Pho Phix

Seeking noodle soup with a Bang

Forget the ho, ho, ho. The holidays at my house find me belting out choruses of pho, pho, pho.

That's pho, as in the traditional noodle soup of Vietnam. The stuff is beloved to me, and it's become my winter tradition. What better way to greet the shivery season than face-first in a huge bowl of hot broth, deep in a fog of the beefy steam that billows and curls from a tureen of precious pho?

My favorite pho is the model found at Pho Bang, 17th Avenue and Camelback, and -- even after I've spent years testing Vietnamese shops all across the Valley -- it probably always will be. But I'm willing to give a newcomer a shot: Cyclo has just opened at Dobson Road and Chandler Boulevard in Chandler. Named for the three-wheel bikes used as taxis in Asia, Cyclo isn't the typical Vietnamese dingy hole-in-the-wall setup. The small but spunky cafe storms the senses with bright red and black decor and, instead of the wobbly tables I'm used to balancing with my foot while I slurp soup at other pho houses, this place has cozy booths.

The bowl I cherish at Pho Bang is called tai gau, a hearty meal of skinny, slippery rice noodles, tender sliced brisket and rare eye of round (the lacy pieces cook in the scalding broth). At the table, I add in splashes of sriracha (a low-burning hot sauce), crispy bean sprouts, serrano chile, squirts of lime, and tears of fresh basil, mint and cilantro.

Cyclo doesn't have the combo, but it's got pho xa lua, adding meatballs to the mix. Happily, fancier digs don't mean fancier prices: Pho Bang rings in at $4.50 for a large bowl; Cyclo keeps it reasonable at $5. There are the traditional favorites at the Chandler place, too -- big plates of yellow curry beef, sautéed lemongrass chicken, shrimp spring rolls, and bun sai gon, a mix of egg roll, grilled beef, pork or shrimp over rice vermicelli.

Plan accordingly. Cyclo is closed New Year's Day. Pho Bang is open all day on New Year's Day.

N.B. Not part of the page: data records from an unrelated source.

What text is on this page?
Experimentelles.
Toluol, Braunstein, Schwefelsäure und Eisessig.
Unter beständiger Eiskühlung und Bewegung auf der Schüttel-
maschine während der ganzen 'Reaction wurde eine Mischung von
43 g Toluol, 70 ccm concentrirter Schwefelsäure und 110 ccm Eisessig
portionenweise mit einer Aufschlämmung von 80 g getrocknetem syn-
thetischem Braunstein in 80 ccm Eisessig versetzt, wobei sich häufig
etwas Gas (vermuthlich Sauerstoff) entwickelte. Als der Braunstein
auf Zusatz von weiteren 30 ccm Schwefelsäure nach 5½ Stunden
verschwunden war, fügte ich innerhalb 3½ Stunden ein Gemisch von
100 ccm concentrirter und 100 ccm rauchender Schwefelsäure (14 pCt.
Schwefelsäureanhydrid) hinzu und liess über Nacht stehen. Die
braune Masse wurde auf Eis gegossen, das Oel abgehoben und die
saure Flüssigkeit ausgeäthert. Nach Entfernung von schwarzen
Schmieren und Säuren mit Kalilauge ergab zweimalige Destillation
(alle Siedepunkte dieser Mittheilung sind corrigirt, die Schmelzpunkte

Bye-bye, Bubba: It's been a rough year for our friends at Chez Bubba's, the popular downtown Phoenix Creole-Caribbean restaurant. Owner Myron Stephenson passed away in November 2001, prompting the closure of the cafe on First Street and Roosevelt. But wife Cheryl kept on, soon opening a new location at Heritage Square, Seventh Street and Monroe. Now, though, the phone number rings to a disconnect tone. I've gotten e-mails lamenting the loss of Bubba's beautiful sweet potato pie. For now, I suggest filling the gap with the delicious dessert served at Soul in the Hole, on Arizona Avenue and Galveston in Chandler.